Buthelezi, last week was discharged from hospital after a prolonged stay. Funeral arrangements have not yet been confirmed.
Born of royal blood on August 27, 1928, Mangosuthu Gatsha Buthelezi was to some the embodiment of the Zulu spirit: proud and feisty. To others, he bordered on a warlord.
For years he was defined by his bitter rivalry with South Africa’s ruling African National Congress (ANC), a party that was his political home until he broke away to form IFP in 1975.
He led the party from its inception, until the age of 90, a reign marked by bloody territorial battles with ANC supporters in black townships during the 1980s and 1990s that left thousands dead.
Founding father
The current IFP leader, Velenkosini Hlabisa, said in a statement that “as South Africa mourns, the IFP gives thanks –- even through our tears -– for the exceptional leader given to us for so many years. He blessed our country beyond measure. We cannot begin to express our gratitude.”
South Africa’s largest opposition party the Democratic Alliance said on X that South Africans had “have lost a founding father”.
As premier of the “independent” homeland of KwaZulu, a political creation of the apartheid government, Buthelezi was often regarded as an ally of the racist regime.
He was dogged by allegations of collaborating with the old government to fuel violence to derail the ANC’s liberation struggle — a claim he furiously denied.
The country’s second largest opposition party, the Economic Freedom Fighters (EFF) said in a statement that “his legacy will remain a debate in the South African political terrain for years to come”.
But the EFF commended him for managing “the realms of politics and the Zulu monarchy for decades”.
In the 1980s, the rift between his party and the ANC intensified as he distanced himself from the party and its anti-apartheid strategies, denounced by then-jailed Nelson Mandela as undermining the black leadership.
He also stirred the wrath of the liberation movements by calling for increased international investment in South Africa, opposing the call for sanctions to put pressure on the white government.
Thousands killed
Violence between Inkatha supporters and rival liberation groups escalated in the mid-1980s. By 1990 more than 5,000 people had been killed in clashes.
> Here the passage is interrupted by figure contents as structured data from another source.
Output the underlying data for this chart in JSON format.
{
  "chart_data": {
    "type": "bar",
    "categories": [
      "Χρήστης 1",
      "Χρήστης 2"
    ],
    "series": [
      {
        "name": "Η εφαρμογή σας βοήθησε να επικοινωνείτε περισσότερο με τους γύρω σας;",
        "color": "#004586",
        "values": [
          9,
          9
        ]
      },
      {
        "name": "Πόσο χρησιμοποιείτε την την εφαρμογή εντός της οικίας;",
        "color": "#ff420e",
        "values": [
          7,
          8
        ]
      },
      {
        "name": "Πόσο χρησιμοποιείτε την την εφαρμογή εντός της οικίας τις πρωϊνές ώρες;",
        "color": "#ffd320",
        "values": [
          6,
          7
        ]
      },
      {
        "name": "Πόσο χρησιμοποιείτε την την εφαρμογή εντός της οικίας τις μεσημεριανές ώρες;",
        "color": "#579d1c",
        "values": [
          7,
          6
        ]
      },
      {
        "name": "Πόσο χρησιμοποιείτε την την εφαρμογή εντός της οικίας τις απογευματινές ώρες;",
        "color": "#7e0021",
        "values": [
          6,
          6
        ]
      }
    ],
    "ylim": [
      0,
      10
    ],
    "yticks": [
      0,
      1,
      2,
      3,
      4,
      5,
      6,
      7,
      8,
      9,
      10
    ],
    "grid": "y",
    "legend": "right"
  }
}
In 1991, Mandela and Buthelezi held talks and called for an end to the bloodshed.
But a year later, reports resurfaced of IFP-fomented violence, backed by apartheid security forces in Johannesburg and in the eastern Natal region.
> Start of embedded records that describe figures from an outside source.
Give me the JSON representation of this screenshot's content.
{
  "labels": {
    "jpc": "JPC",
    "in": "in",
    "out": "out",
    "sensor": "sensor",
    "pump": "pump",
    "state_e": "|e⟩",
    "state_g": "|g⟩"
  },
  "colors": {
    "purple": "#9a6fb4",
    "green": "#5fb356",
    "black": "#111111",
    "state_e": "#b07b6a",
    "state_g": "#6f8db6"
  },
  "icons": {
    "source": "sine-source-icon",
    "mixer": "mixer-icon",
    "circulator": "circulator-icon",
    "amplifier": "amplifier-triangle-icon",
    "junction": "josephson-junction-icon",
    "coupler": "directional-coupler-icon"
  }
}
A charismatic speaker with a heavy stutter, Buthelezi blamed the ANC for the unrest that threatened to become a full-blown civil conflict, which the apartheid government garishly referred to as “black-on-black” violence.
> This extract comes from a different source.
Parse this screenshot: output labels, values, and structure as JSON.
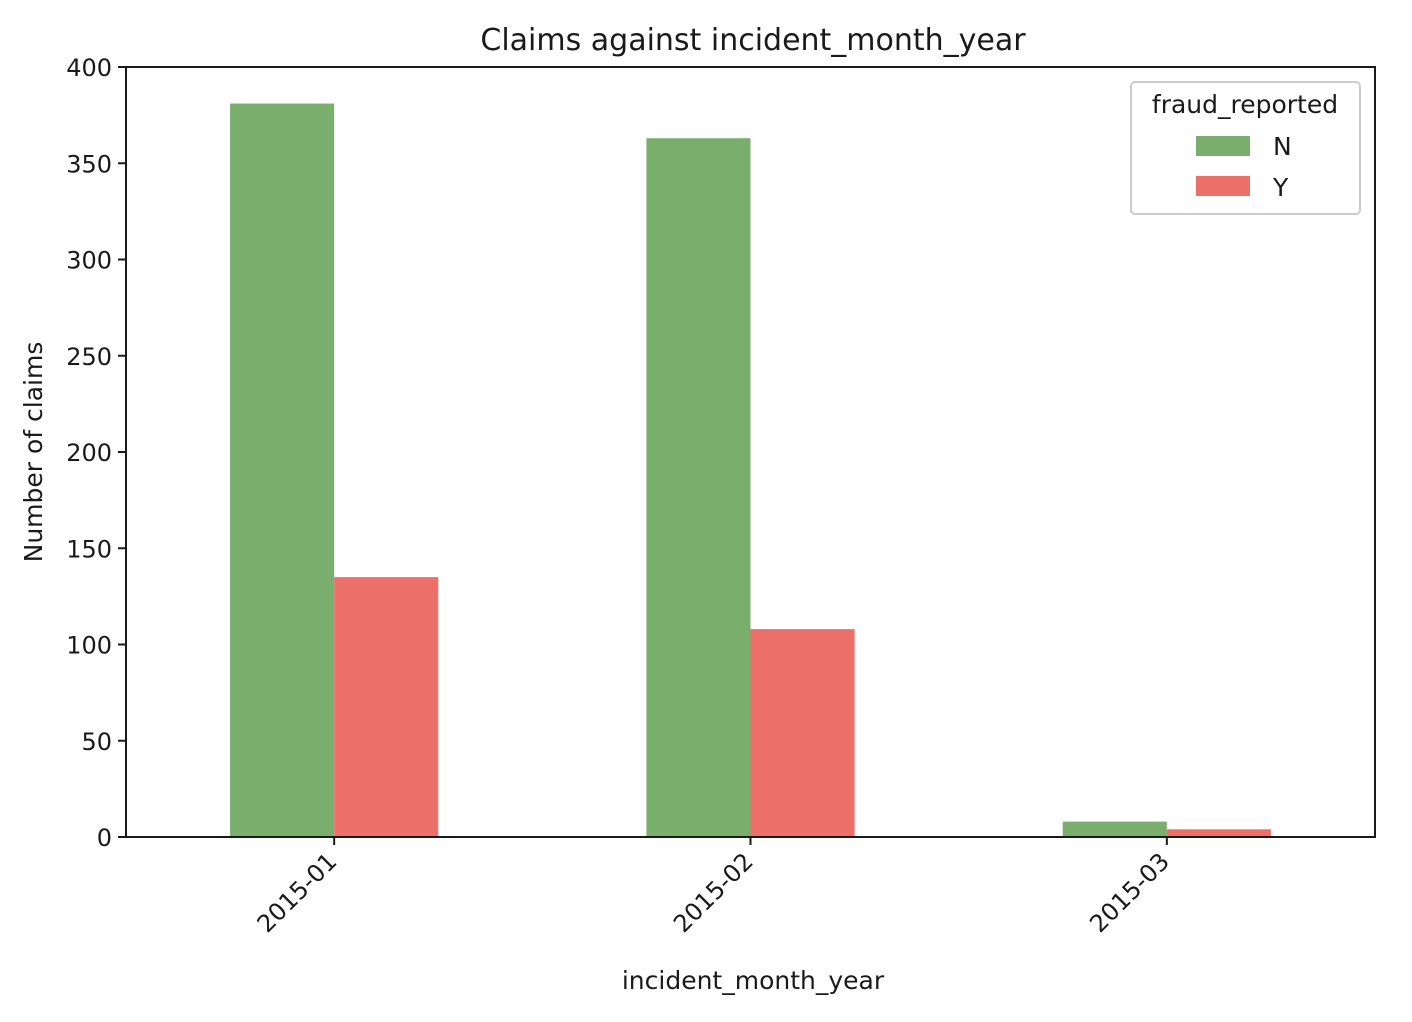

There was a new surge of unrest between ANC and IFP supporters in the run up to the first democratic elections in 1994, that claimed about 12,000 lives.
Long-serving politician
The violence largely dissipated after 1994, with Buthelezi appointed home affairs minister. He went on to become one of the longest-serving lawmakers.
Debilitated and barely able to walk, the once-feared leader stood hunched back and small, a shadow of his former self, peering at the crowd over his glasses perched on his nose, as he attended the Zulu annual reed dance in September 2022.